Hospital revisits within 30 days after discharge for medical conditions targeted by the Hospital Readmissions Reduction Program in the United States: national retrospective analysis: “In the United States, total hospital revisits within 30 days of discharge for conditions targeted by the HRRP [Hospital Readmissions Reduction Program] increased across the study period. This increase was due to a rise in post-discharge emergency department visits and observation stays, which exceeded the decline in readmissions.{Emphasis added] Although reductions in readmissions have been attributed to improvements in discharge planning and care transitions, our findings suggest that these declines could instead be because hospitals and clinicians have intensified efforts to treat patients who return to a hospital within 30 days of discharge in emergency departments and as observation stays.” This research shows the importance of measuring total episodes of care, not just their components.

Calif. surprise medical bill law boosts number of in-network docs: The results of a study on California health plans (excluding Kaiser and plans with fewer than 10,000 members) showed that after California passed its 2016 law limiting surprise medical bills, the number of in-network specialty doctors either remained flat, or increased by as much as 26 percent (depending on specialty). Overall there was a 16% increase in in-network participation.

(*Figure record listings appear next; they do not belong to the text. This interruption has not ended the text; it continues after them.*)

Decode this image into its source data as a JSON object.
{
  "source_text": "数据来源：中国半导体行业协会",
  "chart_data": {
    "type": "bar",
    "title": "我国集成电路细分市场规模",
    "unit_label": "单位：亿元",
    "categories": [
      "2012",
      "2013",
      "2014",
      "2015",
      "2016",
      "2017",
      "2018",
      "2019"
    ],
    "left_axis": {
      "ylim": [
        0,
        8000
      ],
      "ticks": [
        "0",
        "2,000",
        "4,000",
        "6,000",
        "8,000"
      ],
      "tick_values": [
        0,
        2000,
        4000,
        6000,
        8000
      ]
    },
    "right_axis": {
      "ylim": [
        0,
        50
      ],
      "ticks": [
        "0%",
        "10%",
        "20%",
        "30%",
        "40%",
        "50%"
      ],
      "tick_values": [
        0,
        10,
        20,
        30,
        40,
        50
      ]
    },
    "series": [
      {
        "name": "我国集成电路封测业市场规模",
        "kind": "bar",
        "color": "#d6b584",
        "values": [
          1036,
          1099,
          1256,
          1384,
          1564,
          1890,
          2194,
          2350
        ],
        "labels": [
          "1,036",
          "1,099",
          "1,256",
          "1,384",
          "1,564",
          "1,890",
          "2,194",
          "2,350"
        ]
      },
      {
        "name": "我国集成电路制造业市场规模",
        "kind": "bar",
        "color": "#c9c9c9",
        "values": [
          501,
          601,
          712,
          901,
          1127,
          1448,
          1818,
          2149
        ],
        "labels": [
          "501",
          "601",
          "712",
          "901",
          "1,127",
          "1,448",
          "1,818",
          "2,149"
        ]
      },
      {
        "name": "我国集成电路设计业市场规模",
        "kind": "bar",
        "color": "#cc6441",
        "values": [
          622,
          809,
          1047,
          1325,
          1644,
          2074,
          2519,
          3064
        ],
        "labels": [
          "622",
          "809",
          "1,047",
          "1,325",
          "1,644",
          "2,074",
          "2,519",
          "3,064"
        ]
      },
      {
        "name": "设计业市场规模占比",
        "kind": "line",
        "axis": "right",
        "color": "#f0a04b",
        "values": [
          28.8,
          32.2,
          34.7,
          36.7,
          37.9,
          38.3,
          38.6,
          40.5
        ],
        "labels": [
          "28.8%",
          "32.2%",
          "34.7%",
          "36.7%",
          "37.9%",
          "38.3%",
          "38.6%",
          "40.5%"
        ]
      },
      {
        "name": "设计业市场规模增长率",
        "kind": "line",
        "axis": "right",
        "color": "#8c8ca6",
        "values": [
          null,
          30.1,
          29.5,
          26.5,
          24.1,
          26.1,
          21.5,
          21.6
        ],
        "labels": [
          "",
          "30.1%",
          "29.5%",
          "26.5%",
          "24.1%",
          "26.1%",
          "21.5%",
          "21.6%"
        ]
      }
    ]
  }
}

Health Insurers Set to Expand Offerings Under the ACA:[Wall Street Journal- subscription may be required]: While the article starts with the good news that Oscar, Cigna and Centene plan ACA expansions, at the end it mentions that “UnitedHealth Group Inc. said it expects to be in the same three ACA markets next year as this year. CVS Health Corp. ’s Aetna and Humana Inc. both said they have no plans to offer ACA products in 2020.”

Some major exchange insurers post lower star ratings (Modern Healthcare- may require subscription): Speaking of expanding plans…About 64% of 195 ACA plans received an overall quality rating of four or five stars, and across all plans, the average rating was 3.8 stars. Kaiser scored 4.8 stars while Centene, Corp., which has the highest enrollment at 1.9 million received 3.3 stars. Cigna rated 3.3 stars and Molina Healthcare received 2.7 stars.

About healthcare IT

Telehealth is here to stay, so why won’t employees sign up?: While almost 75% of major employers offered some type of telehealth benefit in 2018, “the average employee sign-up rate for large employers who offered telehealth services either through their health plan or a specialty vendor was only 8% in 2017…[and] only 9.6% of Americans have used telehealth services of all types, including those provided by employers.” Three reasons for these low enrollments and usage, according to Stephany Verstraete, chief marketing officer at Teladoc Health, are:
“First, many times employees don’t know they have the benefit. Second, employees don’t remember they have the benefit at the moment they need it. Third is the notion of behavior change. Employees are hesitant at first, asking themselves is this quality care?”
The implication is that educational programs addressing these barriers should increase usage.

Beyond Compliance: Cyber Threats and Healthcare: This short monograph is a really good overview of cyberthreats with many specific examples.